Before the exam, he had prepared himself to identify a simile or a metaphor and felt capable of parsing a text to indicate subordinate or juxtaposed sentences and to call out with precision grammatical mistakes in any verb. But, he said, “To adjust to what they were asking me I responded with total honestly about what this person had meant to me. I was respectful because no one has the right to insult others. I gave my opinion in the framework of good manners.”

David recorded in his own handwriting the misery, the destruction of the foundations of society and the injustices. He dared to use the term “authoritarian” to define the established system in his country and at some point, without his pulse trembling, he wrote the word “dictatorship.”

“In short, I only offered my personal opinion, which is exactly what they asked of me,” he says with the simplicity of one who does not believe he has performed a historic act.

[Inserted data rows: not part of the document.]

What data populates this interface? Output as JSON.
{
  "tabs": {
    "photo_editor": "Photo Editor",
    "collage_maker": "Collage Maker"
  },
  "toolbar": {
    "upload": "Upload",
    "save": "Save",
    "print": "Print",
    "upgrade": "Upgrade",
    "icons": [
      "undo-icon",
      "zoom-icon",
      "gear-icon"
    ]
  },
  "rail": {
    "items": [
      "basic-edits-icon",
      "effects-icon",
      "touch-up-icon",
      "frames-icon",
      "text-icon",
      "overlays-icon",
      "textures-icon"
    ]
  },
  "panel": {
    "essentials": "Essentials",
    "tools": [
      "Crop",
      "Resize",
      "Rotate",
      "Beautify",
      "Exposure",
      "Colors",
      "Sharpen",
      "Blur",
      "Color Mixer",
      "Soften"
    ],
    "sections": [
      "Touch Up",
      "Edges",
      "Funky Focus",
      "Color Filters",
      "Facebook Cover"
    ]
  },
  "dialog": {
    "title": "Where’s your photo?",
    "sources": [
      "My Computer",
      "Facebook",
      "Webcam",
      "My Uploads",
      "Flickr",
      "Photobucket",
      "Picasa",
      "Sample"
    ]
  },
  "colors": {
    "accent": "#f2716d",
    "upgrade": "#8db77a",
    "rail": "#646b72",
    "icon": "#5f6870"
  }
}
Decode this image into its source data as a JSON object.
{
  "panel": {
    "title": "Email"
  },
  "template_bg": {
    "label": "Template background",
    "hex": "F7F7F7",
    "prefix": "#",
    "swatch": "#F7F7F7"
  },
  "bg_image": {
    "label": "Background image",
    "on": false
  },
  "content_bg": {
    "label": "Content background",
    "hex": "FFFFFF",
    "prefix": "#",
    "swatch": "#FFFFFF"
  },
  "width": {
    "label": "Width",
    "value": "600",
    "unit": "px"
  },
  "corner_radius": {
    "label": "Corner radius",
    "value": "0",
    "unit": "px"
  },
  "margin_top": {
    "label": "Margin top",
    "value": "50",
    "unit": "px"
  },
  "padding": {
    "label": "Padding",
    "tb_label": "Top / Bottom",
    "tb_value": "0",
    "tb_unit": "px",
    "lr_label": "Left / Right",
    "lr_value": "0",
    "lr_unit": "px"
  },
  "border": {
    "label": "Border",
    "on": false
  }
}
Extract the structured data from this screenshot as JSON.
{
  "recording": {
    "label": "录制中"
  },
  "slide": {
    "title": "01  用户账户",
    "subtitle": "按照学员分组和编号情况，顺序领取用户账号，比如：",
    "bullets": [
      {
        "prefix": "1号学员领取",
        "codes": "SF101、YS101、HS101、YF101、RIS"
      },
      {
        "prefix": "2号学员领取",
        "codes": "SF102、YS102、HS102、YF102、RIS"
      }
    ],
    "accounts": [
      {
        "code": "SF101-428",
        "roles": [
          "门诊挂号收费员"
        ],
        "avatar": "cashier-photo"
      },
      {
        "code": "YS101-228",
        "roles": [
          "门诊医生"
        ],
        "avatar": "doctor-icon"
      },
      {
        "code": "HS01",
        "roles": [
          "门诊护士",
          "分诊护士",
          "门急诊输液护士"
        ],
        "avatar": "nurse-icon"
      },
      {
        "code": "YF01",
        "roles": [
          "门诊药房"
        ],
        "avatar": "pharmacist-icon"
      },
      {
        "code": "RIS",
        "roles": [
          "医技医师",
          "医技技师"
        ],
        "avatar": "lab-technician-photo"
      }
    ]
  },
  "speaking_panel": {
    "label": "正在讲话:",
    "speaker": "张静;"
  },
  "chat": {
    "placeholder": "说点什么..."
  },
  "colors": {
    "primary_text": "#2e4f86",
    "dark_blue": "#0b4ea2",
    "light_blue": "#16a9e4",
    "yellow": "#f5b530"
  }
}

The person in charge of grading the exam must have felt very troubled in the face of such a demonstration of sincerity. David chose not to name names, his Christian ethics precludes it. Nor did he mention the identity of a Spanish-language methodologist at the provincial level who is, at the end of the day, the person who assumed the responsibility of lodging a complaint.

Here, the young student makes a legal argument. “This exam, more than a private text, was a confidential document. Something between the professor and the student that did not have to be sent on under any circumstance.”

In the sacred intimacy of the classroom, he offered his opinion, which was what was asked of him. Without his consent, his responses were “elevated” and analyzed under extra-academic rules

And therein lies the key, because David did not make statements to foreign television, nor did he publish an opinion piece in the independent press, nor did he go out into the street with a poster, all of which would have been his right.

In the sacred intimacy of the classroom, he offered his opinion, which was what was asked of him. Without his consent, his responses were “elevated” and analyzed under extra-academic rules.

Not a single one of David’s classmates was consulted on this sanction because according to the regulation that ordinarily requires a process that does just that, it only applies to “regular” students in the day course.

Now everything is “comments in the hallway” and no one will come to his defense.

David says he does not intend to appeal, although he explains: “I have not resigned formally because I still have time, but I lost interest because, when I think of appealing to the Minister of Higher Education, I wonder who this official answers to and it makes me feel like not even starting the process.”

To the question of what he intends to do with his life now, David jokingly replies: “What I was doing: inventing,” that is figuring out some way to get by, “like all young people do in Cuba.”